Build an HTTP server with three endpoints (/fast, /slow, /spike). Wrap each handler with pprof.Do setting endpoint to the route.

Acceptance criteria - [ ] Hit all three endpoints with mixed traffic, capture a 30s profile. - [ ] (pprof) tags endpoint lists all three values. - [ ] pprof -tagfocus=endpoint=/slow cpu.pprof shows only the slow handler's samples. - [ ] You confirm in writing why labels are propagated across go func() only when you pass ctx.


Task 6: Detect a "too many goroutines" pattern

Write a program that processes 100,000 items by spawning one goroutine per item.

Acceptance criteria - [ ] The profile shows runtime.schedule, runtime.findrunnable, runtime.newproc taking more than 30%. - [ ] You refactor to a fixed worker pool of 16 workers. - [ ] The new profile shows the scheduler functions dropping below 5%, and the actual work appears. - [ ] You record the speedup with benchstat.


Task 7: Replace a hot regex

Write a function that uses regexp.MustCompile inside its body to validate strings, called in a loop.

Acceptance criteria - [ ] The profile shows regexp.Compile or regexp/syntax.Parse at the top. - [ ] You move compilation to a package-level var. - [ ] The new profile shows the compile functions absent. - [ ] benchstat shows >10× speedup.


Task 8: An "empty profile" mystery

Capture a CPU profile from an HTTP server with zero load.

Acceptance criteria - [ ] The profile is dominated by runtime.findrunnable / runtime.mcall. - [ ] You explain in writing why the profile is "empty" — what the profiler captures and doesn't capture. - [ ] You repeat the capture under load and confirm the runtime idle functions drop.


Task 9: Profile bias and inlining

Write a tiny leaf function add(a, b int) int { return a + b } called from a hot loop. Profile twice: once normally, once with go build -gcflags='all=-l'.

Acceptance criteria - [ ] Without -l, add is absent from the profile (inlined into the caller). - [ ] With -l, add appears as a distinct frame. - [ ] You explain in writing the trade-off (clarity vs realism) and why you would never ship with -l.


Task 10: Mutex contention in a CPU profile

Build a service that has a single sync.Mutex protecting a map[string]int, then hit it with 100 concurrent readers.

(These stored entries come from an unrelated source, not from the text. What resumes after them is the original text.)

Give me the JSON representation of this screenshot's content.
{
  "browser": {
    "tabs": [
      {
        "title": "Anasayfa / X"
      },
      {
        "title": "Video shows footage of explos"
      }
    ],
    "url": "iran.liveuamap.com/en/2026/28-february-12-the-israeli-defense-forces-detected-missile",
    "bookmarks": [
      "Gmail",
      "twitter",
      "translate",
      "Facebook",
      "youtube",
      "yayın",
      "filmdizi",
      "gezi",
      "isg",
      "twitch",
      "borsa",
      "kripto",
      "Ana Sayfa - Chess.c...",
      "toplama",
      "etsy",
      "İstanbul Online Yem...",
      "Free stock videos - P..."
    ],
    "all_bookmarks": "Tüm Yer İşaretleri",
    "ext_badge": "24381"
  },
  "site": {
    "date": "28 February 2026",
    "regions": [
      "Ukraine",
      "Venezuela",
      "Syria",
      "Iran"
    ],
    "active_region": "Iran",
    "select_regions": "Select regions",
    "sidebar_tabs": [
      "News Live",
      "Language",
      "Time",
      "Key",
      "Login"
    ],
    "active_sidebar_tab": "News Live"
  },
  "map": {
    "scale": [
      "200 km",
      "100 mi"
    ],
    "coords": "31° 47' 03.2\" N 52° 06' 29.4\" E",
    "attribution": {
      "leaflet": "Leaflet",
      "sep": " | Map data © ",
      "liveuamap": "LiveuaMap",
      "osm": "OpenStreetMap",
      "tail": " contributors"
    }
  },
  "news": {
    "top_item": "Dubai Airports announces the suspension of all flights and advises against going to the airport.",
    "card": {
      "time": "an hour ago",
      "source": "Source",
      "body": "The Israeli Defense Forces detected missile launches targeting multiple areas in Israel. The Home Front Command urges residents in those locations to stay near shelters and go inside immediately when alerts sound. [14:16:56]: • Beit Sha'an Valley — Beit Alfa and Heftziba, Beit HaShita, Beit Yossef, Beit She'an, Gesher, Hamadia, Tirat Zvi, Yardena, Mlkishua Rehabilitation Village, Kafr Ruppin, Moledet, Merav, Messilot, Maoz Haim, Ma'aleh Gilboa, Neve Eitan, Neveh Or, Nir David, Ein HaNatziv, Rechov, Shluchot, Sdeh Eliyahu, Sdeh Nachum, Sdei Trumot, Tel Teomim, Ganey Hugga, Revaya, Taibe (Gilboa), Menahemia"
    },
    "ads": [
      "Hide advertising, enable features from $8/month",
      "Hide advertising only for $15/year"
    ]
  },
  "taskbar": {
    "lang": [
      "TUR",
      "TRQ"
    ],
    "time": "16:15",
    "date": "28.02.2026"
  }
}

Acceptance criteria - [ ] The CPU profile shows sync.(*Mutex).Lock and runtime.futex together at >15%. - [ ] You also capture the mutex profile (SetMutexProfileFraction(1), then /debug/pprof/mutex) and confirm the cache lock is #1. - [ ] You replace with an atomic.Pointer[map[...]...] COW pattern. - [ ] The new CPU profile shows lock-related functions below 1%.


Task 11: PGO build

Apply PGO to one of your services or benchmarks.

Acceptance criteria - [ ] You capture a representative CPU profile (default.pgo). - [ ] You build with go build -pgo=auto. - [ ] You confirm PGO took effect with go version -m bin/server | grep pgo. - [ ] You run the benchmark before and after PGO and report the speedup with benchstat.

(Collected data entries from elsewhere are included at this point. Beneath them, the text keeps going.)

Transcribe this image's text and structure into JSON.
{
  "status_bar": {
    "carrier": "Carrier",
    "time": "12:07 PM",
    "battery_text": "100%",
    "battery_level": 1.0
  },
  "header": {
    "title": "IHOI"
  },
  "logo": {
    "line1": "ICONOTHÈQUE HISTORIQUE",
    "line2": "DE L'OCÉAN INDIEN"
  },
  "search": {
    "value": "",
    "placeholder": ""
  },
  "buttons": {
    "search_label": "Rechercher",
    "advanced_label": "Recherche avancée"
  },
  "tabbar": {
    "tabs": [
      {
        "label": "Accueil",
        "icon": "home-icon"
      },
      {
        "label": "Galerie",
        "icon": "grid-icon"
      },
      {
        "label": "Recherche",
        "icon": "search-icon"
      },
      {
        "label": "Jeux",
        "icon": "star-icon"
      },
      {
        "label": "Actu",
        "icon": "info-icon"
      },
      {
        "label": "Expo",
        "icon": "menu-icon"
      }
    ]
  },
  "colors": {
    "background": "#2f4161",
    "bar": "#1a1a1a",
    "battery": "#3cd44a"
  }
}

Task 12: Continuous profiling integration

Integrate Pyroscope or Parca (either OSS or cloud) into a sample service.

Acceptance criteria - [ ] The service pushes CPU profiles to the backend every 10s. - [ ] You set version and endpoint tags via pprof.Do. - [ ] You deploy two versions of the service and view the flame-graph diff in the UI. - [ ] You write a short note (5–10 lines) on the trade-offs of push vs pull profile collection.


Stretch — Task 13: CPU regression CI gate

Set up a CI job (GitHub Actions, GitLab CI, or local script) that fails on benchmark regressions.

Acceptance criteria - [ ] The job runs go test -bench=. -count=10 -run=^$ on a representative package. - [ ] It compares against a main-branch baseline using benchstat. - [ ] It fails the build if any benchmark regresses by more than 5% (p < 0.05). - [ ] You demonstrate the gate by intentionally introducing a regression and observing the build fail.


Submission

Each task should produce:

  1. A short writeup (5–15 lines) of what you observed.
  2. The code you ran or modified.
  3. The profile or benchmark output that backs your conclusions.

These artifacts are what turn "I read about CPU profiling" into "I can debug it in production".